Tuesday, November 27, 2007

I ran a piece over the weekend about World Book Day and one of the authors involved, Pauline Rowson took the initiative and posted a comment on the blog. One of her titles is involved in the World Book Day, here is a review of that title:

In Cold Daylight by Pauline Rowson

published by Rowmark Limited £6.99

UK fire-fighters are dying long after they've reached the safety of cold daylight from the burning darkness of a blaze. Why? Pauline Rowson, a fire-fighter's wife, wrote the thriller In Cold Daylight after hearing that several fire-fighters from one watch had contracted cancer.
Officially it was a co-incidence but is In Cold Daylight a metaphor for the callous way such fire-fighters are treated? Or is it simply a piece of fictional entertainment? Unravelling Rowson’s cryptic clues in this fast-paced, atmospheric novel, is like playing a thrilling game of pass the parcel.
After unexpected twists, you peel off the layers of literary wrapping to eventually uncover the mystery.
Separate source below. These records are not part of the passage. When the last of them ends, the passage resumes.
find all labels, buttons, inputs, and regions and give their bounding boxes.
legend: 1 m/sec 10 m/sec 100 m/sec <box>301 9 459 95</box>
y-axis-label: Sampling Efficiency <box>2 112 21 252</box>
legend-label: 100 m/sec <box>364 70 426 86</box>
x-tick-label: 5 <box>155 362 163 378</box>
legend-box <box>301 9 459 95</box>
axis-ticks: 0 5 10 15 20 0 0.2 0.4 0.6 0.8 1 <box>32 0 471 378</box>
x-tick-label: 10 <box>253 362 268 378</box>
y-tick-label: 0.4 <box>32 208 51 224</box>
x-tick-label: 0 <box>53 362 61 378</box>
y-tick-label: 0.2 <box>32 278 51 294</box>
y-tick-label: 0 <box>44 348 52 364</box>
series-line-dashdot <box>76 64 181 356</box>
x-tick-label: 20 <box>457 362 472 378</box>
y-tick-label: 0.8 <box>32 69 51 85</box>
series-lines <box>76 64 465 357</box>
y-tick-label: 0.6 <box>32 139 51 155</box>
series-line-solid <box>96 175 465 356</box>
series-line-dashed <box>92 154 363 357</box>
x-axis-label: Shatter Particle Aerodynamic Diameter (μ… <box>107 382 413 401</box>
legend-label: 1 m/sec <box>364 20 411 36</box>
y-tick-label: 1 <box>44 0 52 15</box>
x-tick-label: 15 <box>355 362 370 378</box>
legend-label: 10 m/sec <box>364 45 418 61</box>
Fire-fighter Jack Bartholomew is murdered before he can reveal the truth behind a ship fire, which caused his own cancer and that of several members of his old crew. Jack hides the evidence and posts a cryptic message on a postcard to his best friend, marine artist Adam Greene, urging him to complete the investigation. Adam, haunted by a past tragedy and bullied by his father into depression, would rather be left in peace, but he’s forced to break these constraints by Jack’s death. Special Branch follows Adam’s investigations into secret government research, hazardous chemicals and a corrupt minister, which could bring down a government.

Who then can we trust to seek cures? Just how many cover-ups are there? Is the Turner postcard of a battle ship on route to the scrap yard symbolic of real-life fire-fighters being discarded after contracting cancer? Is Adam Greene a metaphor for the UK’s environmental battle against higher powers?

This book could open a debate that may do for fire-fighters what Ken Loach’s drama Kathy Come Home did for homelessness. The crime thriller is rarely associated with confronting such major issues – or has Rowson changed all this?